L’année 2014 est fort chargée sur le plan commémoratif. Entre le 175e anniversaire du grand-duché du Luxembourg et le Centenaire de la Première Guerre mondiale, 2014 constitue une belle occasion pour se pencher sur la question du rapport entre présent et passé.
Le discours de Michel Pauly à l’occasion du 175e anniversaire du grand-duché a montré combien les gouvernements de 1939 et de 1989 avaient récupéré les commémorations à des fins politiques. Le choix même de la date à célébrer (à savoir 1839 plutôt que 1815 ou 1830) relevait d’une décision politique plutôt que d’une décision historiographique. En 1939, il s’agissait avant tout d’affirmer le caractère indépendant du Luxembourg face aux visions annexionnistes de l’Allemagne nazie. Quoi de mieux dès lors que d’organiser des festivités en grande pompe qui seront célébrées jusque dans les plus petits villages du pays. Dans un contexte de poussée nationaliste, les festivités de 1989 revêtent une dimension politique elles aussi. Le discours de Gilbert Trausch – célébrant l’image d’une nation homogène qui a su résister à l’Occupant nazi durant la Seconde Guerre mondiale et ainsi aboutir en tant que nation – vise aussi à rassurer une population inquiétée par une hausse de l’immigration et un taux de natalité décroissant.
Les festivités de 2014 ont été d’un tout autre style que celles d’il y a 75 ou 25 ans. Leur austérité aurait eu de quoi enchanter le FMI. Aux précédentes festivités pompeuses, joyeuses et pleines de liesse populaire a succédé cette année un événement très localisé et finalement assez peu festif. Pour reprendre les paroles d’Astrid Lulling à propos de la commémoration de 2014, les fanfares locales fêtent plus somptueusement leurs anniversaires. Force est donc de constater que le gouvernement actuel, contrairement aux précédents, n’essaie pas de récupérer cette commémoration à des fins politiques. Les festivités de 2014 montrent que le Luxembourg ne semble plus avoir besoin d’asseoir son indépendance face à ses voisins qui le reconnaissent désormais comme partenaire à part entière dans une Union Européenne qui assure l’indépendance de ses États membres. Il a été permis à Michel Pauly de relativiser dans son discours le choix même de la date qui fut commémorée et de questionner les concepts de nation et de nationalité. La nature de ce discours ainsi que le fait qu’il ait été réservé à un membre de l’Université du Luxembourg, indépendante du pouvoir en place, semble démontrer que le devoir d’histoire a pris le pas sur le devoir de mémoire. Le nouveau gouvernement a le mérite d’avoir cautionné ce passage.
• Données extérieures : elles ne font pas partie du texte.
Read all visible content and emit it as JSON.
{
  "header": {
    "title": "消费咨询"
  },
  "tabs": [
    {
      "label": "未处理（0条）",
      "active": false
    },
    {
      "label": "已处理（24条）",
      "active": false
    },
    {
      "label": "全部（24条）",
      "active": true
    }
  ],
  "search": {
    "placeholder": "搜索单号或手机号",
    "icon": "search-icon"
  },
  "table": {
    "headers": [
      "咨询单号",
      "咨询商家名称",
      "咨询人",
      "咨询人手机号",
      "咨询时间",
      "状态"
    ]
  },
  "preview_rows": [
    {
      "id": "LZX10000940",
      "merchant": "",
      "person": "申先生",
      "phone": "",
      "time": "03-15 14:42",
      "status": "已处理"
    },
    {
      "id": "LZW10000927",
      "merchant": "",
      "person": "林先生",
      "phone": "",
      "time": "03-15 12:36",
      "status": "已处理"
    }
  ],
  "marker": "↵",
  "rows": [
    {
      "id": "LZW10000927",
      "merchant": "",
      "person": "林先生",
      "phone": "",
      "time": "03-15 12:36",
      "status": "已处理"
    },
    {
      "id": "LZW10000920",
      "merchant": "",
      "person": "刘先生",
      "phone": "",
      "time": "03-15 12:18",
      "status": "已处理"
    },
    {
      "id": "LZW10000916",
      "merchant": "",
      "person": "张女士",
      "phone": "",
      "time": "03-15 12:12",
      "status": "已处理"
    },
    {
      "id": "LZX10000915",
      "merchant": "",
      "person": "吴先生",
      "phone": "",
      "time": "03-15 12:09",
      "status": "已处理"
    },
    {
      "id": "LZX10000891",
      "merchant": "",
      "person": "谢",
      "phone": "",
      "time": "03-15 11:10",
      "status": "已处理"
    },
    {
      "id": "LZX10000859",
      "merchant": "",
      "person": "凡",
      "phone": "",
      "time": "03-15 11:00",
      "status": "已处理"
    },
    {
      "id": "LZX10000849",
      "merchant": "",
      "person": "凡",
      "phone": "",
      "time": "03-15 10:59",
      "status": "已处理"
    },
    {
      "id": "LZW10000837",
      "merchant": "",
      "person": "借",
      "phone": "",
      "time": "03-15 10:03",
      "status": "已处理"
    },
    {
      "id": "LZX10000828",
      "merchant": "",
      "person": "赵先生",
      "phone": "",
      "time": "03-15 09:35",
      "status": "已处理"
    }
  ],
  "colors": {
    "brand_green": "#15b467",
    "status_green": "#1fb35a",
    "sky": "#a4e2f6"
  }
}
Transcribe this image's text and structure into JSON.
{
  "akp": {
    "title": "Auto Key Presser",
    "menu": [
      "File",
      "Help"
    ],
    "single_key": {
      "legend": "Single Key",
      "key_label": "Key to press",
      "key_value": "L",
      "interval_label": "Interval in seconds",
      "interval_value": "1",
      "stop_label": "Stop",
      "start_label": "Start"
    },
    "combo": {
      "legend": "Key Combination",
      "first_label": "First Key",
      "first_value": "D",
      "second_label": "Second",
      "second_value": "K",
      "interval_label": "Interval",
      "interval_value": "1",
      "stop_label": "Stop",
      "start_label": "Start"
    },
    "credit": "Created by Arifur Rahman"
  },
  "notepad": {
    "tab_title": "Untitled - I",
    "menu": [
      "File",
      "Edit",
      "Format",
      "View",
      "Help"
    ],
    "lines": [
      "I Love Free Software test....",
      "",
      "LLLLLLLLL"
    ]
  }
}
Les discussions actuelles autour de la création d’un Institut d’histoire du temps présent vont dans ce sens également. La ministre de la Culture Maggy Nagel (DP) a présenté cette création comme l’une des priorités de son mandat tout en déclarant que « les temps où l’histoire était dictée par la politique sont révolus ». Le fait que le gouvernement continue de soutenir financièrement des projets de recherche comme celui de Vincent Artuso sur la question du rôle de la Commission administrative durant la Seconde Guerre mondiale, notamment dans la déportation des Juifs, va dans ce même sens.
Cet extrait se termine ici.